知新流「飛龍剣」と翠月庵「飛刀術」/(手裏剣術)
- 2013/06/10(Mon) -
 すでに失伝してしまった手裏剣術の名流・知新流に、「飛龍剣」という業がある。

 正保年間(1645年~1648年)、大和郡山の士・飯島市兵衛によって開かれた同流の印可伝授書によると「飛龍剣」とは、

「腰刀は抜き離して下へさげ、棟を平手にて持ち添え、つるつると足を運び、間合を見て打ち離すことなり。打ちかかるに振り上げ、打ち出すときには、しばらく刀を引き離して離すことなり。打ちかかる離れの際には、柄を下へ引き下げ離すことなり」(藤田西湖著『図解 手裏剣術』より意訳・引用。以下、同じ)

 という業だという。

 つまり、当庵で言うところの「飛刀術」である。


▲当庵の飛刀術「切先返し」。間合二間から踏み込んで手裏剣に
打った脇差は、畳を­貫通してしまった。


 さらに同伝授書の「飛龍剣」のくだりには、

 「手裏剣に打つ腰刀は、長さ一尺二~三寸より一尺七~八寸、つまり脇差がよろしい。それ以上の長さの打刀や太刀はよくない。板などを的にするときは、跳ね返っての事故に注意すべし」

 とある。

 この技は、「知新流手裏剣目録」では懐剣による打剣などと並んで、「免許之伝也」となっている。また「心月流手裏剣術目録」にも、「脇差懐剣打之事」として記載されている。
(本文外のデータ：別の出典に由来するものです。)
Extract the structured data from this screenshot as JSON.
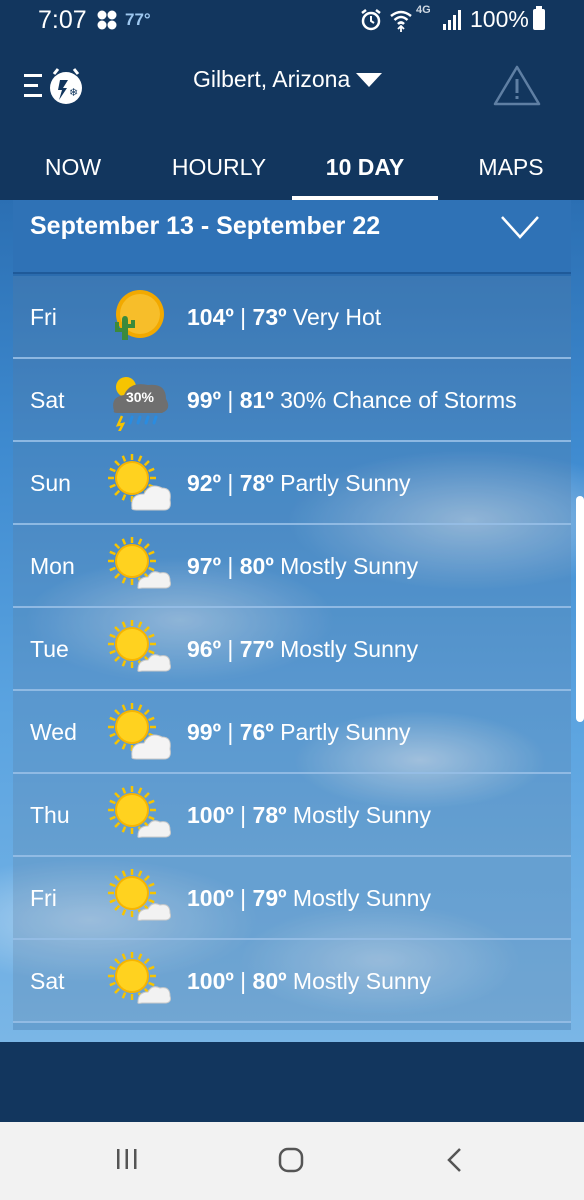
{
  "status_bar": {
    "time": "7:07",
    "temperature": "77°",
    "network": "4G",
    "battery": "100%"
  },
  "header": {
    "location": "Gilbert, Arizona"
  },
  "tabs": [
    {
      "label": "NOW",
      "active": false
    },
    {
      "label": "HOURLY",
      "active": false
    },
    {
      "label": "10 DAY",
      "active": true
    },
    {
      "label": "MAPS",
      "active": false
    }
  ],
  "forecast": {
    "range_title": "September 13 - September 22",
    "days": [
      {
        "day": "Fri",
        "high": "104º",
        "low": "73º",
        "condition": "Very Hot",
        "icon": "hot-sun-cactus-icon"
      },
      {
        "day": "Sat",
        "high": "99º",
        "low": "81º",
        "condition": "30% Chance of Storms",
        "icon": "storm-cloud-icon",
        "badge": "30%"
      },
      {
        "day": "Sun",
        "high": "92º",
        "low": "78º",
        "condition": "Partly Sunny",
        "icon": "partly-sunny-icon"
      },
      {
        "day": "Mon",
        "high": "97º",
        "low": "80º",
        "condition": "Mostly Sunny",
        "icon": "mostly-sunny-icon"
      },
      {
        "day": "Tue",
        "high": "96º",
        "low": "77º",
        "condition": "Mostly Sunny",
        "icon": "mostly-sunny-icon"
      },
      {
        "day": "Wed",
        "high": "99º",
        "low": "76º",
        "condition": "Partly Sunny",
        "icon": "partly-sunny-icon"
      },
      {
        "day": "Thu",
        "high": "100º",
        "low": "78º",
        "condition": "Mostly Sunny",
        "icon": "mostly-sunny-icon"
      },
      {
        "day": "Fri",
        "high": "100º",
        "low": "79º",
        "condition": "Mostly Sunny",
        "icon": "mostly-sunny-icon"
      },
      {
        "day": "Sat",
        "high": "100º",
        "low": "80º",
        "condition": "Mostly Sunny",
        "icon": "mostly-sunny-icon"
      }
    ]
  },
  "colors": {
    "header_bg": "#12365e",
    "range_header_bg": "#2f72b6",
    "text": "#ffffff",
    "status_temp": "#9ec8f0"
  }
}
 つまり、現在の手裏剣術諸流では、ほとんど稽古されていないであろう、「脇差を手裏剣に打つ」業だが、往時の手裏剣術諸流では、上級技法ながらも、けして珍しいものではなかったと推察できる。

 とはいえ実際のところ、脇差を的に投げ打つような稽古は、刀身そのものはもちろん、鍔や柄などの拵えに大きなダメージを与えることになるので、往時もそれほど頻繁かつ積極的には、稽古されていなかったのではなかろうか?

 手裏剣術を主とはしていない剣術諸流でも、脇差を「手裏剣に打つ」形は実は珍しいものではないのだが、実際には、的に脇差を打つ稽古を日常的に千回、一万回と繰り返すようなことはせず、あくまでも「口伝」としての伝授に留まる事が多かったのではないかと思う。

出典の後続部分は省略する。